Patronlar


 Unilever, büyük bir şirket. 100'den fazla ülkede faaliyet gösteriyor. Ürünleri 150'nin üzerinde ülkede satılıyor

174 bin kişiye iş olanağı sağlıyor. Ürünlerini hergün dünyada 150 milyon kişi satın alıyor. Sadece sosyal sorumluluk projelerine yılda ortalama 50 milyon dolar ayırıyor.

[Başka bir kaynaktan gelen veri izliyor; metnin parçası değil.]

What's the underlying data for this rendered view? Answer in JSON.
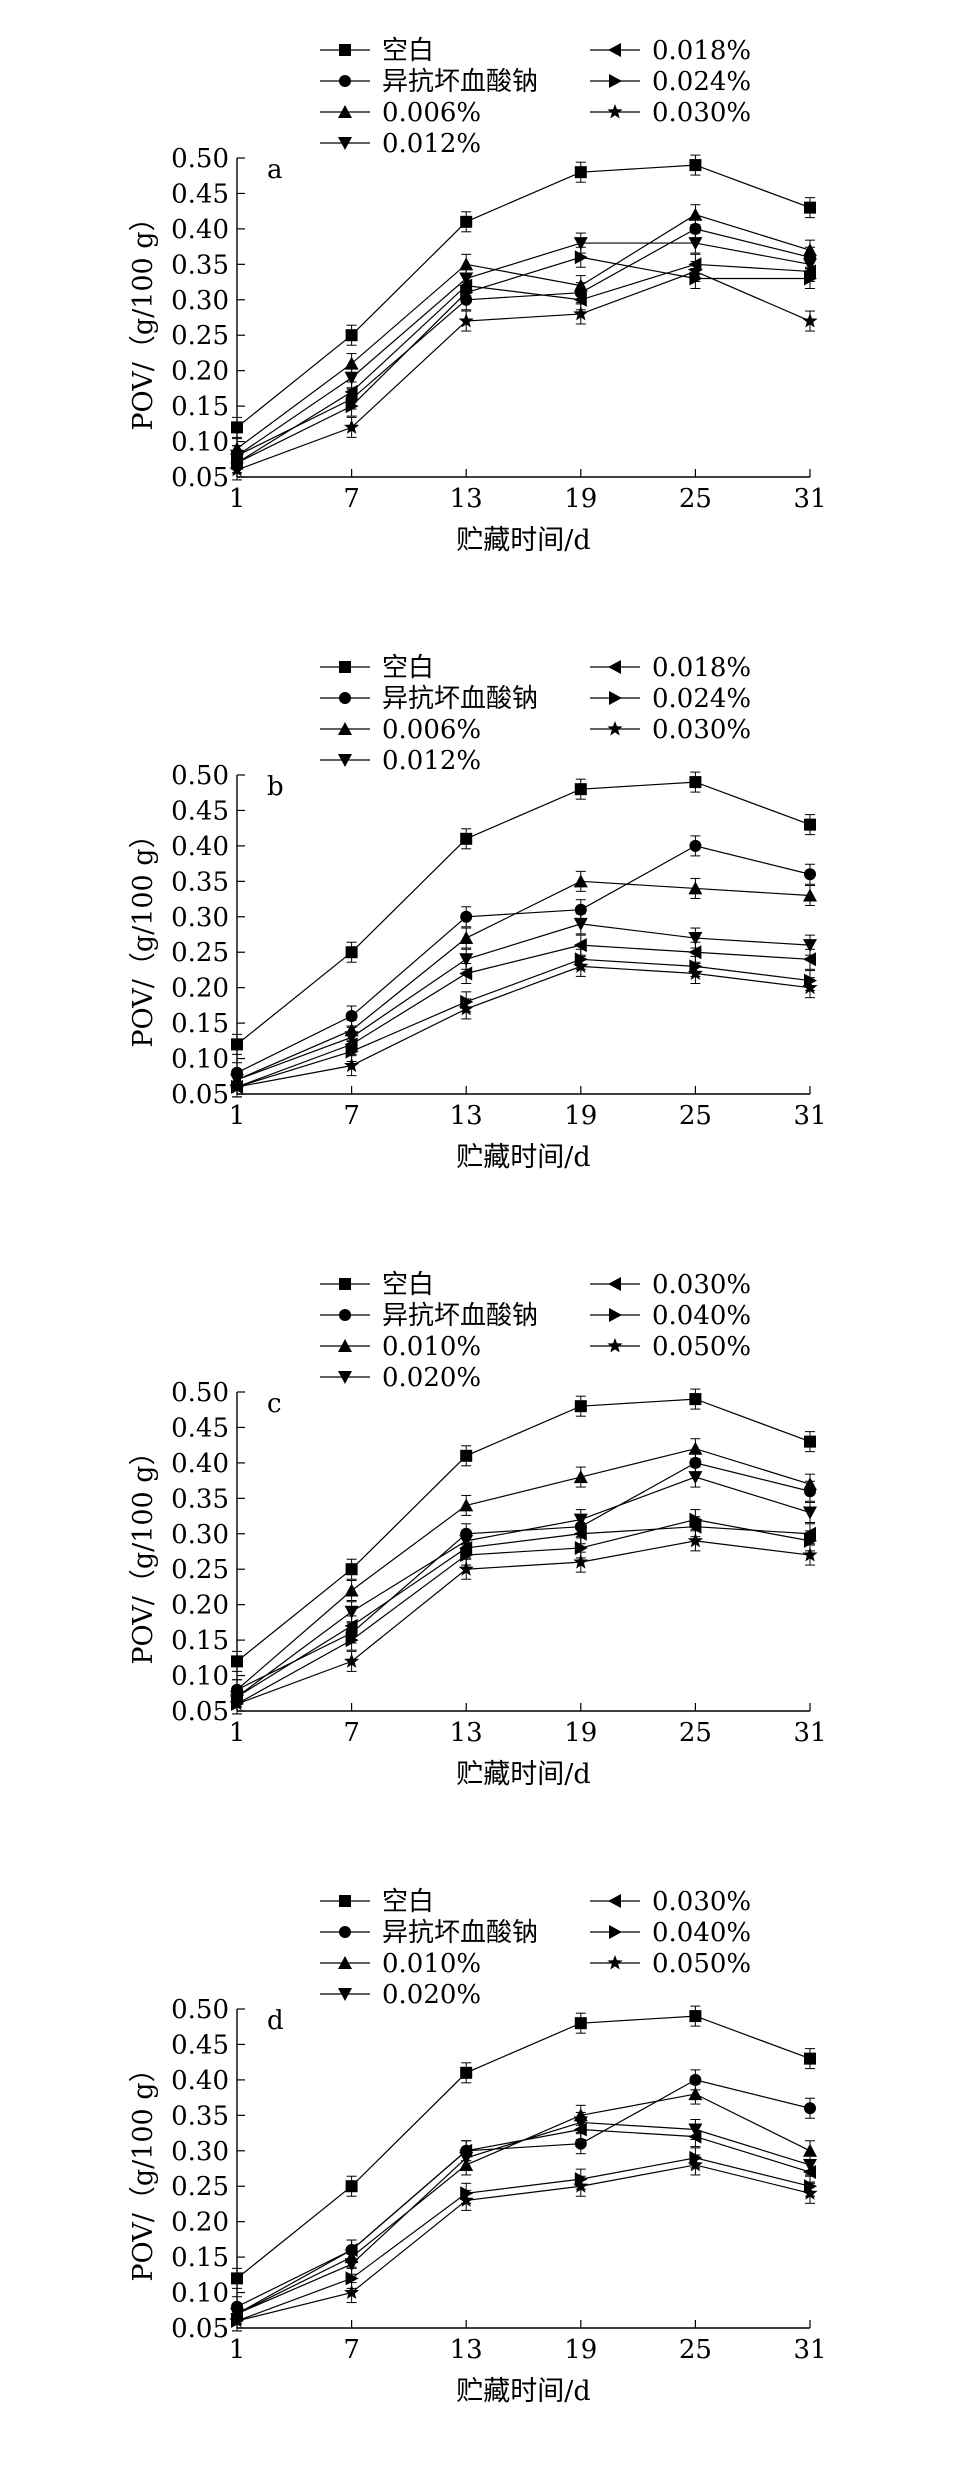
{
  "chart_data": [
    {
      "type": "line",
      "panel_label": "a",
      "xlabel": "贮藏时间/d",
      "ylabel": "POV/（g/100 g）",
      "x": [
        1,
        7,
        13,
        19,
        25,
        31
      ],
      "xticks": [
        "1",
        "7",
        "13",
        "19",
        "25",
        "31"
      ],
      "ylim": [
        0.05,
        0.5
      ],
      "yticks": [
        "0.05",
        "0.10",
        "0.15",
        "0.20",
        "0.25",
        "0.30",
        "0.35",
        "0.40",
        "0.45",
        "0.50"
      ],
      "legend_position": "top",
      "series": [
        {
          "name": "空白",
          "marker": "square",
          "values": [
            0.12,
            0.25,
            0.41,
            0.48,
            0.49,
            0.43
          ]
        },
        {
          "name": "异抗坏血酸钠",
          "marker": "circle",
          "values": [
            0.08,
            0.16,
            0.3,
            0.31,
            0.4,
            0.36
          ]
        },
        {
          "name": "0.006%",
          "marker": "triangle-up",
          "values": [
            0.09,
            0.21,
            0.35,
            0.32,
            0.42,
            0.37
          ]
        },
        {
          "name": "0.012%",
          "marker": "triangle-down",
          "values": [
            0.08,
            0.19,
            0.33,
            0.38,
            0.38,
            0.35
          ]
        },
        {
          "name": "0.018%",
          "marker": "triangle-left",
          "values": [
            0.07,
            0.17,
            0.32,
            0.3,
            0.35,
            0.34
          ]
        },
        {
          "name": "0.024%",
          "marker": "triangle-right",
          "values": [
            0.07,
            0.15,
            0.31,
            0.36,
            0.33,
            0.33
          ]
        },
        {
          "name": "0.030%",
          "marker": "star",
          "values": [
            0.06,
            0.12,
            0.27,
            0.28,
            0.34,
            0.27
          ]
        }
      ]
    },
    {
      "type": "line",
      "panel_label": "b",
      "xlabel": "贮藏时间/d",
      "ylabel": "POV/（g/100 g）",
      "x": [
        1,
        7,
        13,
        19,
        25,
        31
      ],
      "xticks": [
        "1",
        "7",
        "13",
        "19",
        "25",
        "31"
      ],
      "ylim": [
        0.05,
        0.5
      ],
      "yticks": [
        "0.05",
        "0.10",
        "0.15",
        "0.20",
        "0.25",
        "0.30",
        "0.35",
        "0.40",
        "0.45",
        "0.50"
      ],
      "legend_position": "top",
      "series": [
        {
          "name": "空白",
          "marker": "square",
          "values": [
            0.12,
            0.25,
            0.41,
            0.48,
            0.49,
            0.43
          ]
        },
        {
          "name": "异抗坏血酸钠",
          "marker": "circle",
          "values": [
            0.08,
            0.16,
            0.3,
            0.31,
            0.4,
            0.36
          ]
        },
        {
          "name": "0.006%",
          "marker": "triangle-up",
          "values": [
            0.07,
            0.14,
            0.27,
            0.35,
            0.34,
            0.33
          ]
        },
        {
          "name": "0.012%",
          "marker": "triangle-down",
          "values": [
            0.07,
            0.13,
            0.24,
            0.29,
            0.27,
            0.26
          ]
        },
        {
          "name": "0.018%",
          "marker": "triangle-left",
          "values": [
            0.06,
            0.12,
            0.22,
            0.26,
            0.25,
            0.24
          ]
        },
        {
          "name": "0.024%",
          "marker": "triangle-right",
          "values": [
            0.06,
            0.11,
            0.18,
            0.24,
            0.23,
            0.21
          ]
        },
        {
          "name": "0.030%",
          "marker": "star",
          "values": [
            0.06,
            0.09,
            0.17,
            0.23,
            0.22,
            0.2
          ]
        }
      ]
    },
    {
      "type": "line",
      "panel_label": "c",
      "xlabel": "贮藏时间/d",
      "ylabel": "POV/（g/100 g）",
      "x": [
        1,
        7,
        13,
        19,
        25,
        31
      ],
      "xticks": [
        "1",
        "7",
        "13",
        "19",
        "25",
        "31"
      ],
      "ylim": [
        0.05,
        0.5
      ],
      "yticks": [
        "0.05",
        "0.10",
        "0.15",
        "0.20",
        "0.25",
        "0.30",
        "0.35",
        "0.40",
        "0.45",
        "0.50"
      ],
      "legend_position": "top",
      "series": [
        {
          "name": "空白",
          "marker": "square",
          "values": [
            0.12,
            0.25,
            0.41,
            0.48,
            0.49,
            0.43
          ]
        },
        {
          "name": "异抗坏血酸钠",
          "marker": "circle",
          "values": [
            0.08,
            0.16,
            0.3,
            0.31,
            0.4,
            0.36
          ]
        },
        {
          "name": "0.010%",
          "marker": "triangle-up",
          "values": [
            0.08,
            0.22,
            0.34,
            0.38,
            0.42,
            0.37
          ]
        },
        {
          "name": "0.020%",
          "marker": "triangle-down",
          "values": [
            0.07,
            0.19,
            0.29,
            0.32,
            0.38,
            0.33
          ]
        },
        {
          "name": "0.030%",
          "marker": "triangle-left",
          "values": [
            0.07,
            0.17,
            0.28,
            0.3,
            0.31,
            0.3
          ]
        },
        {
          "name": "0.040%",
          "marker": "triangle-right",
          "values": [
            0.06,
            0.15,
            0.27,
            0.28,
            0.32,
            0.29
          ]
        },
        {
          "name": "0.050%",
          "marker": "star",
          "values": [
            0.06,
            0.12,
            0.25,
            0.26,
            0.29,
            0.27
          ]
        }
      ]
    },
    {
      "type": "line",
      "panel_label": "d",
      "xlabel": "贮藏时间/d",
      "ylabel": "POV/（g/100 g）",
      "x": [
        1,
        7,
        13,
        19,
        25,
        31
      ],
      "xticks": [
        "1",
        "7",
        "13",
        "19",
        "25",
        "31"
      ],
      "ylim": [
        0.05,
        0.5
      ],
      "yticks": [
        "0.05",
        "0.10",
        "0.15",
        "0.20",
        "0.25",
        "0.30",
        "0.35",
        "0.40",
        "0.45",
        "0.50"
      ],
      "legend_position": "top",
      "series": [
        {
          "name": "空白",
          "marker": "square",
          "values": [
            0.12,
            0.25,
            0.41,
            0.48,
            0.49,
            0.43
          ]
        },
        {
          "name": "异抗坏血酸钠",
          "marker": "circle",
          "values": [
            0.08,
            0.16,
            0.3,
            0.31,
            0.4,
            0.36
          ]
        },
        {
          "name": "0.010%",
          "marker": "triangle-up",
          "values": [
            0.07,
            0.15,
            0.28,
            0.35,
            0.38,
            0.3
          ]
        },
        {
          "name": "0.020%",
          "marker": "triangle-down",
          "values": [
            0.07,
            0.14,
            0.29,
            0.34,
            0.33,
            0.28
          ]
        },
        {
          "name": "0.030%",
          "marker": "triangle-left",
          "values": [
            0.07,
            0.16,
            0.3,
            0.33,
            0.32,
            0.27
          ]
        },
        {
          "name": "0.040%",
          "marker": "triangle-right",
          "values": [
            0.06,
            0.12,
            0.24,
            0.26,
            0.29,
            0.25
          ]
        },
        {
          "name": "0.050%",
          "marker": "star",
          "values": [
            0.06,
            0.1,
            0.23,
            0.25,
            0.28,
            0.24
          ]
        }
      ]
    }
  ]
}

Unilever Türkiye, Unilever için önemli ülke. Yatırım için öncelikli olan ilk 8 ülke içinde. 11 ülkenin de merkezi. Başında İzzet Karaca var. Yıllık ortalama yüzde 20 büyüme ile 1 milyar euro ciroyu aşmış durumdalar. Kriz, Karaca'nın moralini bozmamış. Bardağın dolu tarafına bakıyor. Karaca'ya göre, Unilever için de Türkiye için de fırsatlar var. İzzet Karaca ile Unilever'i konuştuk.

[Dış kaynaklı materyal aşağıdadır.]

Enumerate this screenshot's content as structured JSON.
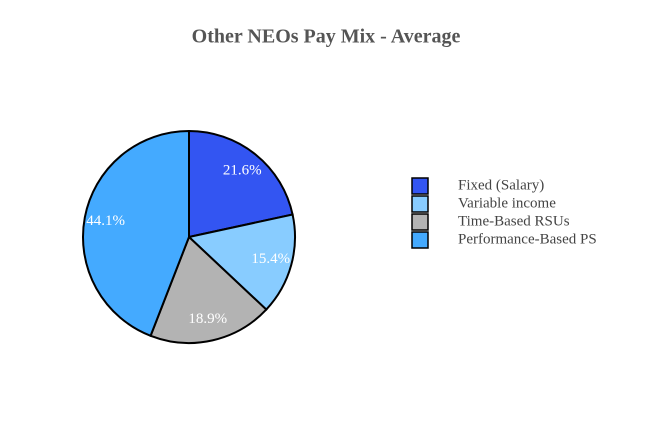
{
  "chart_data": {
    "type": "pie",
    "title": "Other NEOs Pay Mix - Average",
    "categories": [
      "Fixed (Salary)",
      "Variable income",
      "Time-Based RSUs",
      "Performance-Based PS"
    ],
    "values": [
      21.6,
      15.4,
      18.9,
      44.1
    ],
    "value_labels": [
      "21.6%",
      "15.4%",
      "18.9%",
      "44.1%"
    ],
    "colors": [
      "#3355f2",
      "#88ccff",
      "#b3b3b3",
      "#44aaff"
    ],
    "legend": "right"
  }
}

Önce biraz global Unilever'i konuşalım, ne zamandan beri Türkiye'desiniz, rakamlarınız nedir?
Dünyanın en büyük hızlı tüketim ürünleri şirketlerinden biri. Türkiye'de 1953'den beri faaliyette. 57 yıldır buradayız. 2007 ciromuz 1 milyar euro. Bu rakamla lig değiştirdik, dünyada 9'uncu büyük olduk. 2002'de 18'inci sıradaydık. Çok güzel bir büyüme tempomuz var. Son beş yılda ortalama TL bazında yüzde 20 civarında büyüdük. 2008'de resmi olarak ilk 9 ayda da yüzde 20 tempomuz devam etti. Bu bizim için son derece önemli bir başarı. İSO 500'de 16'ıncı sıradayız. Kurumlar vergisinde 29'uncuyuz.

Türkiye'de bölge merkezi...
Ben 11 ülkeye bakıyorum. Türki Cumhuriyetler ve Orta Asya'ya bakıyorum. Türkmenistan, Ermenistan, Kafkaslar bölgesi. KKTC var. 2007'de İran'ı aldık. Bu 11 ülkenin A'dan Z'ye yönetimi bizde. 1 milyar euro bu coğrafyadır. Ama ağırlığımız Türkiye'dir. Yüzde 85-90'i yerli cirodur. Burası bir yönetim üssü. İkincisi ihracat üssmüz.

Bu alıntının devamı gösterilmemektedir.